DSGraph &CompleteBUDataStructures::getOrCreateGraph(Function &F) {
  // Has the graph already been created?
  DSGraph *&Graph = DSInfo[&F];
  if (Graph) return *Graph;

  // Copy the BU graph...
  Graph = new DSGraph(getAnalysis<BUDataStructures>().getDSGraph(F), GlobalECs);
  Graph->setGlobalsGraph(GlobalsGraph);
  Graph->setPrintAuxCalls();

  // Make sure to update the DSInfo map for all of the functions currently in
  // this graph!
  for (DSGraph::retnodes_iterator I = Graph->retnodes_begin();
       I != Graph->retnodes_end(); ++I)
    DSInfo[I->first] = Graph;

  return *Graph;
}



unsigned CompleteBUDataStructures::calculateSCCGraphs(DSGraph &FG,
                                                  std::vector<DSGraph*> &Stack,
                                                  unsigned &NextID, 
                                         hash_map<DSGraph*, unsigned> &ValMap) {
  assert(!ValMap.count(&FG) && "Shouldn't revisit functions!");
  unsigned Min = NextID++, MyID = Min;
  ValMap[&FG] = Min;
  Stack.push_back(&FG);

  // The edges out of the current node are the call site targets...
  for (DSGraph::fc_iterator CI = FG.fc_begin(), CE = FG.fc_end();
       CI != CE; ++CI) {
    Instruction *Call = CI->getCallSite().getInstruction();

    // Loop over all of the actually called functions...
    ActualCalleesTy::iterator I, E;
    for (tie(I, E) = ActualCallees.equal_range(Call); I != E; ++I)
      if (!I->second->isExternal()) {
        DSGraph &Callee = getOrCreateGraph(*I->second);
        unsigned M;
        // Have we visited the destination function yet?
        hash_map<DSGraph*, unsigned>::iterator It = ValMap.find(&Callee);
        if (It == ValMap.end())  // No, visit it now.
          M = calculateSCCGraphs(Callee, Stack, NextID, ValMap);
        else                    // Yes, get it's number.
          M = It->second;
        if (M < Min) Min = M;
      }
  }

  assert(ValMap[&FG] == MyID && "SCC construction assumption wrong!");
  if (Min != MyID)
    return Min;         // This is part of a larger SCC!
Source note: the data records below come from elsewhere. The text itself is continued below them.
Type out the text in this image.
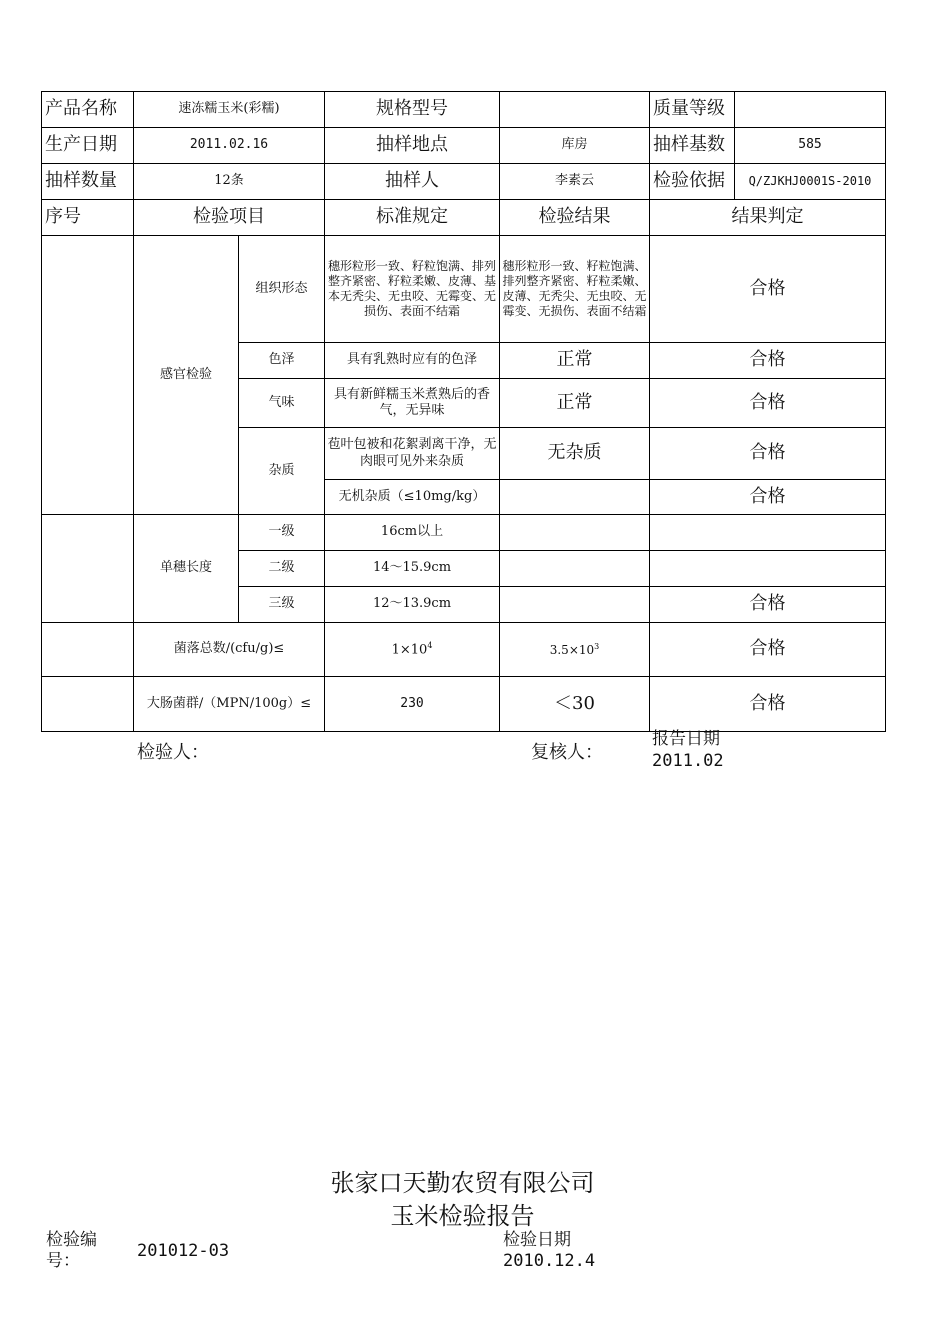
产品名称	速冻糯玉米(彩糯)		规格型号		质量等级	
生产日期	2011.02.16		抽样地点	库房	抽样基数	585
抽样数量	12条		抽样人	李素云	检验依据	Q/ZJKHJ0001S-2010
序号	检验项目		标准规定	检验结果	结果判定	
	感官检验	组织形态	穗形粒形一致、籽粒饱满、排列整齐紧密、籽粒柔嫩、皮薄、基本无秃尖、无虫咬、无霉变、无损伤、表面不结霜	穗形粒形一致、籽粒饱满、排列整齐紧密、籽粒柔嫩、皮薄、无秃尖、无虫咬、无霉变、无损伤、表面不结霜	合格	
		色泽	具有乳熟时应有的色泽	正常	合格	
		气味	具有新鲜糯玉米煮熟后的香气，无异味	正常	合格	
		杂质	苞叶包被和花絮剥离干净，无肉眼可见外来杂质	无杂质	合格	
			无机杂质（≤10mg/kg）		合格	
	单穗长度	一级	16cm以上			
		二级	14～15.9cm			
		三级	12～13.9cm		合格	
	菌落总数/(cfu/g)≤		$1\times 10^4$	$3.5\times 10^3$	合格	
	大肠菌群/（MPN/100g）≤		230	＜30	合格	
检验人：	复核人：
报告日期
2011.02
张家口天勤农贸有限公司
玉米检验报告
检验编
号：	201012-03
检验日期
2010.12.4
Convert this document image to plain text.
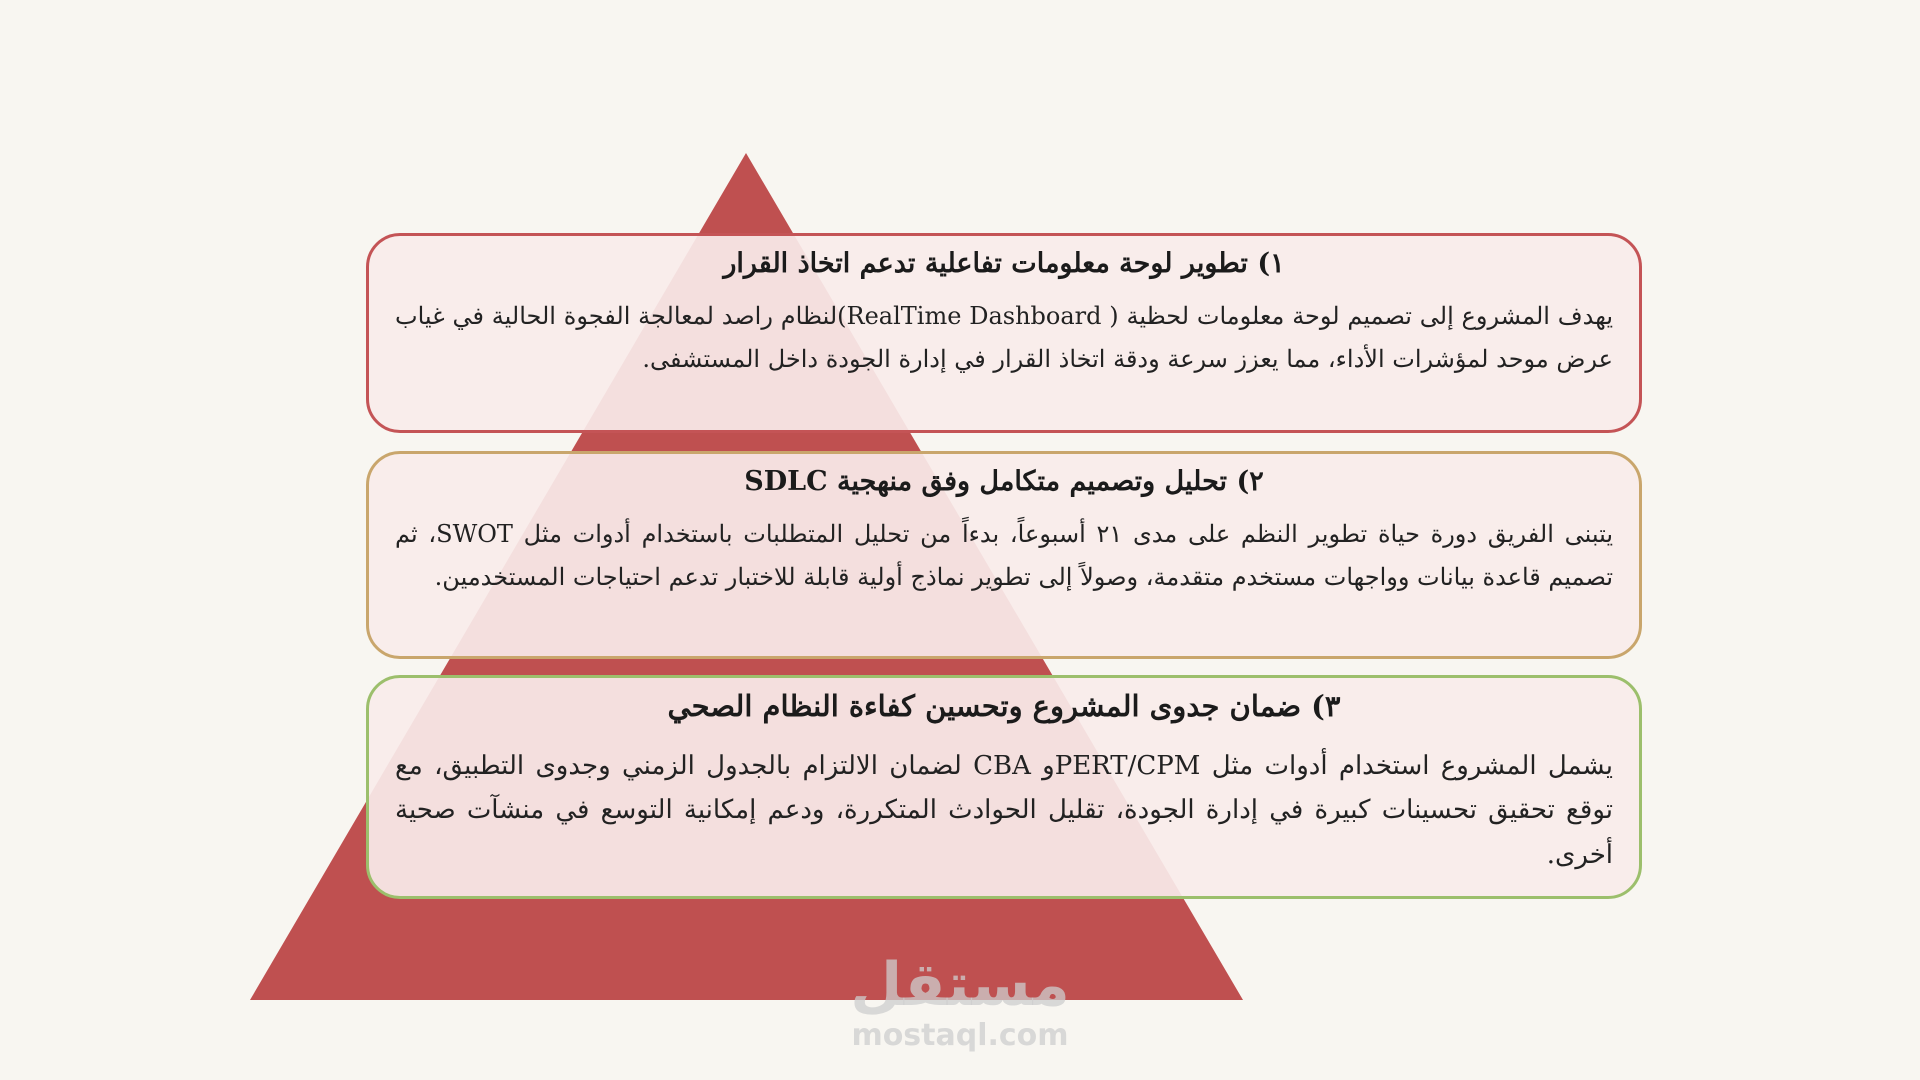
١) تطوير لوحة معلومات تفاعلية تدعم اتخاذ القرار

يهدف المشروع إلى تصميم لوحة معلومات لحظية ( RealTime Dashboard)لنظام راصد لمعالجة الفجوة الحالية في غياب عرض موحد لمؤشرات الأداء، مما يعزز سرعة ودقة اتخاذ القرار في إدارة الجودة داخل المستشفى.

٢) تحليل وتصميم متكامل وفق منهجية SDLC

يتبنى الفريق دورة حياة تطوير النظم على مدى ٢١ أسبوعاً، بدءاً من تحليل المتطلبات باستخدام أدوات مثل SWOT، ثم تصميم قاعدة بيانات وواجهات مستخدم متقدمة، وصولاً إلى تطوير نماذج أولية قابلة للاختبار تدعم احتياجات المستخدمين.

٣) ضمان جدوى المشروع وتحسين كفاءة النظام الصحي

يشمل المشروع استخدام أدوات مثل PERT/CPMو CBA لضمان الالتزام بالجدول الزمني وجدوى التطبيق، مع توقع تحقيق تحسينات كبيرة في إدارة الجودة، تقليل الحوادث المتكررة، ودعم إمكانية التوسع في منشآت صحية أخرى.

مستقل
mostaql.com
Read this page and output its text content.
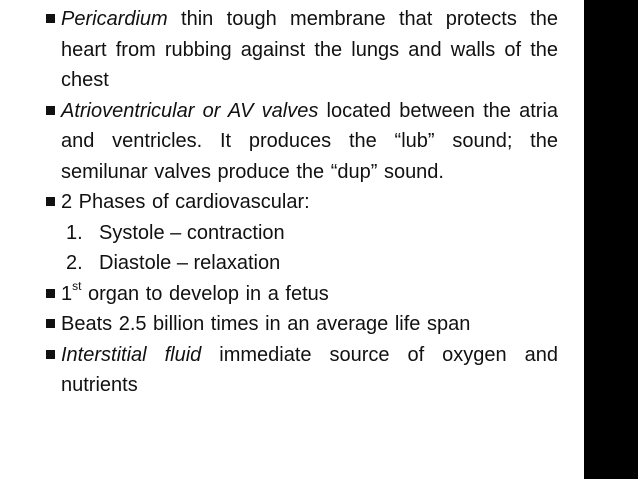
Pericardium thin tough membrane that protects the heart from rubbing against the lungs and walls of the chest
Atrioventricular or AV valves located between the atria and ventricles. It produces the “lub” sound; the semilunar valves produce the “dup” sound.
2 Phases of cardiovascular:
1. Systole – contraction
2. Diastole – relaxation
1st organ to develop in a fetus
Beats 2.5 billion times in an average life span
Interstitial fluid immediate source of oxygen and nutrients
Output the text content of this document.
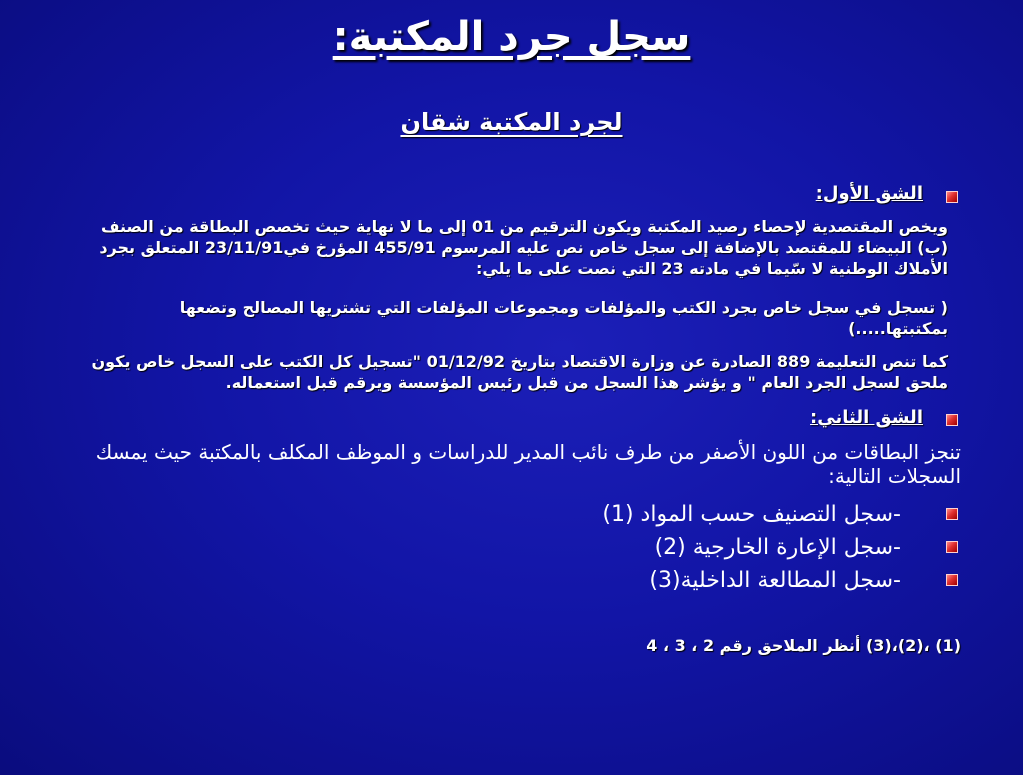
سجل جرد المكتبة:
لجرد المكتبة شقان
الشق الأول:
ويخص المقتصدية لإحصاء رصيد المكتبة ويكون الترقيم من 01 إلى ما لا نهاية حيث تخصص البطاقة من الصنف (ب) البيضاء للمقتصد بالإضافة إلى سجل خاص نص عليه المرسوم 455/91 المؤرخ في23/11/91 المتعلق بجرد الأملاك الوطنية لا سّيما في مادته 23 التي نصت على ما يلي:
( تسجل في سجل خاص بجرد الكتب والمؤلفات ومجموعات المؤلفات التي تشتريها المصالح وتضعها بمكتبتها.....)
كما تنص التعليمة 889 الصادرة عن وزارة الاقتصاد بتاريخ 01/12/92 "تسجيل كل الكتب على السجل خاص يكون ملحق لسجل الجرد العام " و يؤشر هذا السجل من قبل رئيس المؤسسة ويرقم قبل استعماله.
الشق الثاني:
تنجز البطاقات من اللون الأصفر من طرف نائب المدير للدراسات و الموظف المكلف بالمكتبة حيث يمسك السجلات التالية:
-سجل التصنيف حسب المواد (1)
-سجل الإعارة الخارجية (2)
-سجل المطالعة الداخلية(3)
(1) ،(2)،(3) أنظر الملاحق رقم 2 ، 3 ، 4
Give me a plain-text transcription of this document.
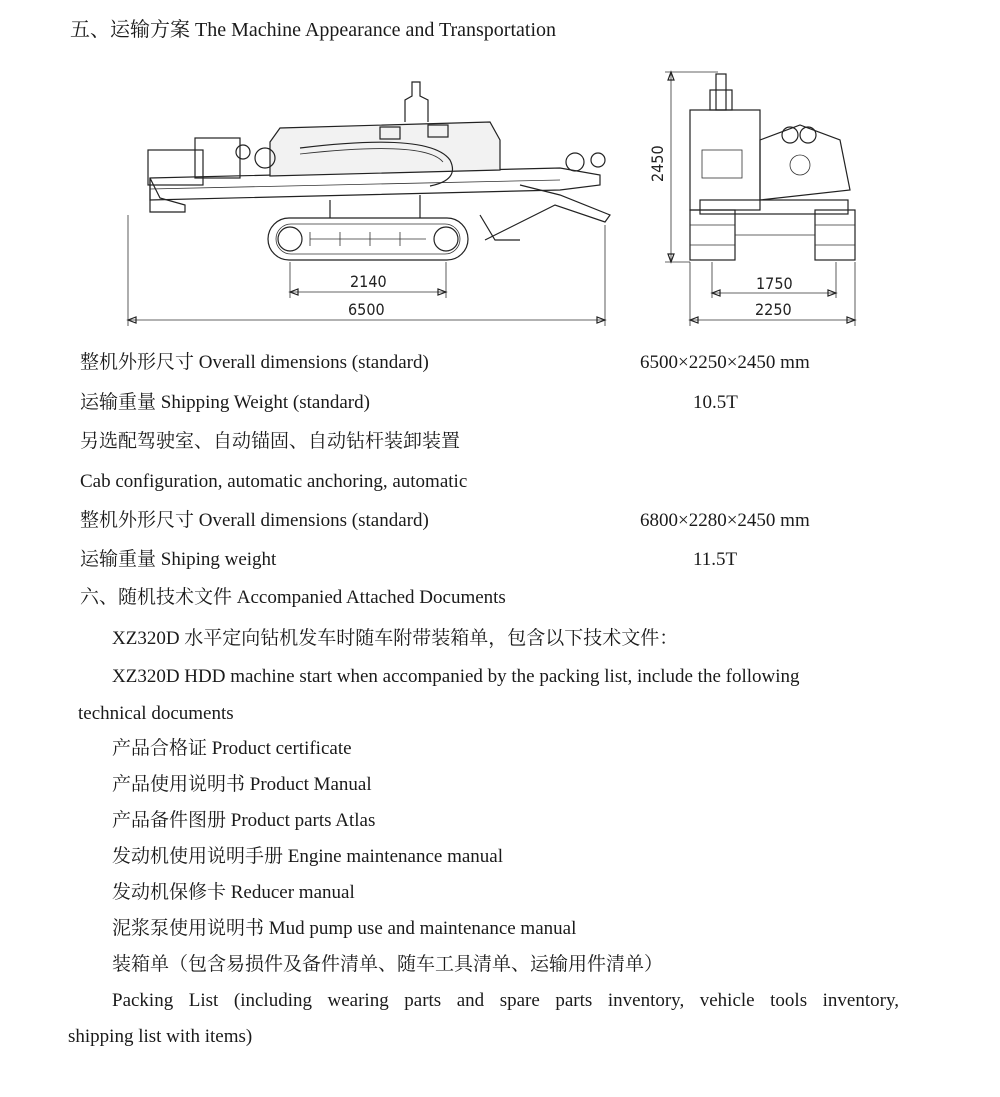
五、运输方案 The Machine Appearance and Transportation
2140
6500
2450
1750
2250
整机外形尺寸 Overall dimensions (standard)	6500×2250×2450 mm
运输重量 Shipping Weight (standard)	10.5T
另选配驾驶室、自动锚固、自动钻杆装卸装置
Cab configuration, automatic anchoring, automatic
整机外形尺寸 Overall dimensions (standard)	6800×2280×2450 mm
运输重量 Shiping weight	11.5T
六、随机技术文件 Accompanied Attached Documents
XZ320D 水平定向钻机发车时随车附带装箱单，包含以下技术文件：
XZ320D HDD machine start when accompanied by the packing list, include the following
technical documents
产品合格证 Product certificate
产品使用说明书 Product Manual
产品备件图册 Product parts Atlas
发动机使用说明手册 Engine maintenance manual
发动机保修卡 Reducer manual
泥浆泵使用说明书 Mud pump use and maintenance manual
装箱单（包含易损件及备件清单、随车工具清单、运输用件清单）
Packing List (including wearing parts and spare parts inventory, vehicle tools inventory,
shipping list with items)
  // If this is a new SCC, process it now.
  bool IsMultiNodeSCC = false;
  while (Stack.back() != &FG) {
    DSGraph *NG = Stack.back();
    ValMap[NG] = ~0U;

    FG.cloneInto(*NG);

    // Update the DSInfo map and delete the old graph...
    for (DSGraph::retnodes_iterator I = NG->retnodes_begin();
         I != NG->retnodes_end(); ++I)
      DSInfo[I->first] = &FG;

    // Remove NG from the ValMap since the pointer may get recycled.
    ValMap.erase(NG);
    delete NG;
    
    Stack.pop_back();
    IsMultiNodeSCC = true;
  }

  // Clean up the graph before we start inlining a bunch again...
  if (IsMultiNodeSCC)
    FG.removeTriviallyDeadNodes();
  
  Stack.pop_back();
  processGraph(FG);
  ValMap[&FG] = ~0U;
  return MyID;
}


/// processGraph - Process the BU graphs for the program in bottom-up order on
/// the SCC of the __ACTUAL__ call graph.  This builds "complete" BU graphs.
void CompleteBUDataStructures::processGraph(DSGraph &G) {
  hash_set<Instruction*> calls;

  // The edges out of the current node are the call site targets...
  unsigned i = 0;
  for (DSGraph::fc_iterator CI = G.fc_begin(), CE = G.fc_end(); CI != CE;
       ++CI, ++i) {
    const DSCallSite &CS = *CI;
    Instruction *TheCall = CS.getCallSite().getInstruction();

    assert(calls.insert(TheCall).second &&
           "Call instruction occurs multiple times in graph??");
    
    // Fast path for noop calls.  Note that we don't care about merging globals
    // in the callee with nodes in the caller here.
    if (CS.getRetVal().isNull() && CS.getNumPtrArgs() == 0)
      continue;

    // Loop over all of the potentially called functions...
    // Inline direct calls as well as indirect calls because the direct
    // callee may have indirect callees and so may have changed.
    // 
    ActualCalleesTy::iterator I, E;
    tie(I, E) = ActualCallees.equal_range(TheCall);
    unsigned TNum = 0, Num = std::distance(I, E);
    for (; I != E; ++I, ++TNum) {
      Function *CalleeFunc = I->second;
      if (!CalleeFunc->isExternal()) {
        // Merge the callee's graph into this graph.  This works for normal
        // calls or for self recursion within an SCC.
        DSGraph &GI = getOrCreateGraph(*CalleeFunc);
        ++NumCBUInlines;
        G.mergeInGraph(CS, *CalleeFunc, GI, 
                       DSGraph::StripAllocaBit | DSGraph::DontCloneCallNodes |
                       DSGraph::DontCloneAuxCallNodes);
        DEBUG(std::cerr << "    Inlining graph [" << i << "/"
              << G.getFunctionCalls().size()-1
              << ":" << TNum << "/" << Num-1 << "] for "
              << CalleeFunc->getName() << "["
              << GI.getGraphSize() << "+" << GI.getAuxFunctionCalls().size()
              << "] into '" /*<< G.getFunctionNames()*/ << "' ["
              << G.getGraphSize() << "+" << G.getAuxFunctionCalls().size()
              << "]\n");
      }
    }
  }

  // Recompute the Incomplete markers
  G.maskIncompleteMarkers();
  G.markIncompleteNodes(DSGraph::MarkFormalArgs);

  // Delete dead nodes.  Treat globals that are unreachable but that can
  // reach live nodes as live.
  G.removeDeadNodes(DSGraph::KeepUnreachableGlobals);
}